2022 Nobel Prize in Literature goes to Annie Ernaux
Annie Ernaux has become the first French woman to win the Nobel Prize in Literature. The Swedish committee awarded the 82-year-old for the "courage and clinical acuity" of her books which explore the roots, alienation and collective constraints behind her personal memories. Europe's press praises the decision to pay tribute to an intrepid and political writer.

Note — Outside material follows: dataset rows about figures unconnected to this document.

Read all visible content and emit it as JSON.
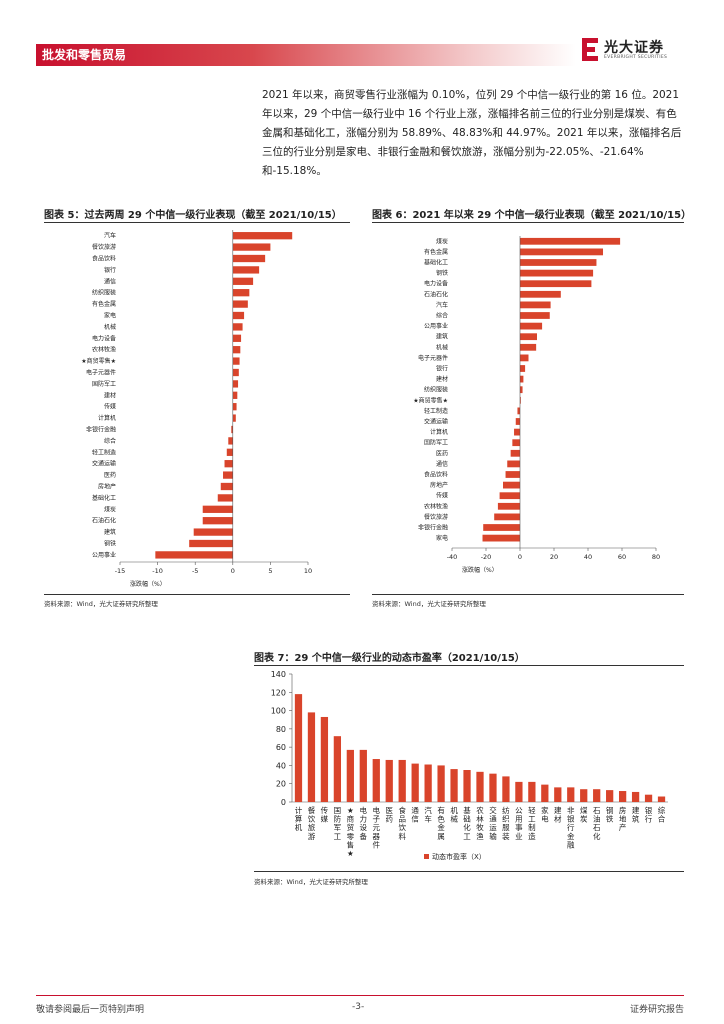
{
  "header": {
    "section": "批发和零售贸易",
    "logo_name": "光大证券",
    "logo_sub": "EVERBRIGHT SECURITIES"
  },
  "paragraph": "2021 年以来，商贸零售行业涨幅为 0.10%，位列 29 个中信一级行业的第 16 位。2021 年以来，29 个中信一级行业中 16 个行业上涨，涨幅排名前三位的行业分别是煤炭、有色金属和基础化工，涨幅分别为 58.89%、48.83%和 44.97%。2021 年以来，涨幅排名后三位的行业分别是家电、非银行金融和餐饮旅游，涨幅分别为-22.05%、-21.64%和-15.18%。",
  "colors": {
    "bar": "#d9442b",
    "brand": "#c8102e"
  },
  "fig5": {
    "title": "图表 5：过去两周 29 个中信一级行业表现（截至 2021/10/15）",
    "source": "资料来源：Wind，光大证券研究所整理",
    "chart_data": {
      "type": "bar",
      "orientation": "horizontal",
      "xlabel": "涨跌幅（%）",
      "xlim": [
        -15,
        10
      ],
      "ticks": [
        -15,
        -10,
        -5,
        0,
        5,
        10
      ],
      "categories": [
        "汽车",
        "餐饮旅游",
        "食品饮料",
        "银行",
        "通信",
        "纺织服装",
        "有色金属",
        "家电",
        "机械",
        "电力设备",
        "农林牧渔",
        "★商贸零售★",
        "电子元器件",
        "国防军工",
        "建材",
        "传媒",
        "计算机",
        "非银行金融",
        "综合",
        "轻工制造",
        "交通运输",
        "医药",
        "房地产",
        "基础化工",
        "煤炭",
        "石油石化",
        "建筑",
        "钢铁",
        "公用事业"
      ],
      "values": [
        7.9,
        5.0,
        4.3,
        3.5,
        2.7,
        2.2,
        2.0,
        1.5,
        1.3,
        1.1,
        1.0,
        0.9,
        0.8,
        0.7,
        0.6,
        0.5,
        0.4,
        -0.2,
        -0.6,
        -0.8,
        -1.1,
        -1.3,
        -1.6,
        -2.0,
        -4.0,
        -4.0,
        -5.2,
        -5.8,
        -10.3
      ]
    }
  },
  "fig6": {
    "title": "图表 6：2021 年以来 29 个中信一级行业表现（截至 2021/10/15）",
    "source": "资料来源：Wind，光大证券研究所整理",
    "chart_data": {
      "type": "bar",
      "orientation": "horizontal",
      "xlabel": "涨跌幅（%）",
      "xlim": [
        -40,
        80
      ],
      "ticks": [
        -40,
        -20,
        0,
        20,
        40,
        60,
        80
      ],
      "categories": [
        "煤炭",
        "有色金属",
        "基础化工",
        "钢铁",
        "电力设备",
        "石油石化",
        "汽车",
        "综合",
        "公用事业",
        "建筑",
        "机械",
        "电子元器件",
        "银行",
        "建材",
        "纺织服装",
        "★商贸零售★",
        "轻工制造",
        "交通运输",
        "计算机",
        "国防军工",
        "医药",
        "通信",
        "食品饮料",
        "房地产",
        "传媒",
        "农林牧渔",
        "餐饮旅游",
        "非银行金融",
        "家电"
      ],
      "values": [
        58.89,
        48.83,
        44.97,
        43.0,
        42.0,
        24.0,
        18.0,
        17.5,
        13.0,
        10.0,
        9.5,
        5.0,
        3.0,
        2.0,
        1.5,
        0.1,
        -1.5,
        -2.5,
        -3.5,
        -4.5,
        -5.5,
        -7.5,
        -8.5,
        -10.0,
        -12.0,
        -13.0,
        -15.18,
        -21.64,
        -22.05
      ]
    }
  },
  "fig7": {
    "title": "图表 7：29 个中信一级行业的动态市盈率（2021/10/15）",
    "source": "资料来源：Wind，光大证券研究所整理",
    "chart_data": {
      "type": "bar",
      "ylim": [
        0,
        140
      ],
      "ticks": [
        0,
        20,
        40,
        60,
        80,
        100,
        120,
        140
      ],
      "legend": "动态市盈率（X）",
      "legend_position": "bottom",
      "categories": [
        "计算机",
        "餐饮旅游",
        "传媒",
        "国防军工",
        "★商贸零售★",
        "电力设备",
        "电子元器件",
        "医药",
        "食品饮料",
        "通信",
        "汽车",
        "有色金属",
        "机械",
        "基础化工",
        "农林牧渔",
        "交通运输",
        "纺织服装",
        "公用事业",
        "轻工制造",
        "家电",
        "建材",
        "非银行金融",
        "煤炭",
        "石油石化",
        "钢铁",
        "房地产",
        "建筑",
        "银行",
        "综合"
      ],
      "values": [
        118,
        98,
        93,
        72,
        57,
        57,
        47,
        46,
        46,
        42,
        41,
        40,
        36,
        35,
        33,
        31,
        28,
        22,
        22,
        19,
        16,
        16,
        14,
        14,
        13,
        12,
        11,
        8,
        6
      ]
    }
  },
  "footer": {
    "left": "敬请参阅最后一页特别声明",
    "center": "-3-",
    "right": "证券研究报告"
  }
}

From the perspective of naked reality
The Committee made the right decision, says taz:
“This year's Nobel Prize for Literature has not gone to the venerable, the sophisticated, the refined, but to the shabby, the icy, the sharply bleeding. ... Ernaux is not an artist who examines the poor and unseen but one who writes directly from that perspective. ... The author, who is now 82 years old, has remained true to herself despite her worldly fame. She is always involved in current political events, takes a stand, defends the destitute. ... The French author is being awarded the Nobel Prize among other things 'for her courage', the Swedish Academy said. In this case, this is not an empty phrase.”
Belated recognition
The Kleine Zeitung also welcomes the Academy's choice:
“This is a literary decision! That has not and is not always a matter of course. ... The first translations of her books into German show how difficult the 'literary world' has long found it to assess this outstanding writer. The covers featured raunchy, lightly clad female bodies. Ernaux was pigeonholed under 'erotic women's literature'. What nonsense. ... And what a correct assessment and classification that has now been made in Stockholm.”
A prize for women's rights
La Repubblica explains:
“This is a Nobel Prize for women's rights and for those who turn their lives and their literature into an instrument in the struggle for these rights. Because Annie Ernaux has always chosen sides: 'I will fight to my last breath so that women can choose to be a mother, or not to be. Contraception and abortion are a fundamental right.' ... There is no escaping the fact that abortion is once again at the centre of our political debate. ... And this Nobel Prize in Literature for an interpreter of this commitment is a call to protect the secularity of the West from the onslaught of fundamentalism.”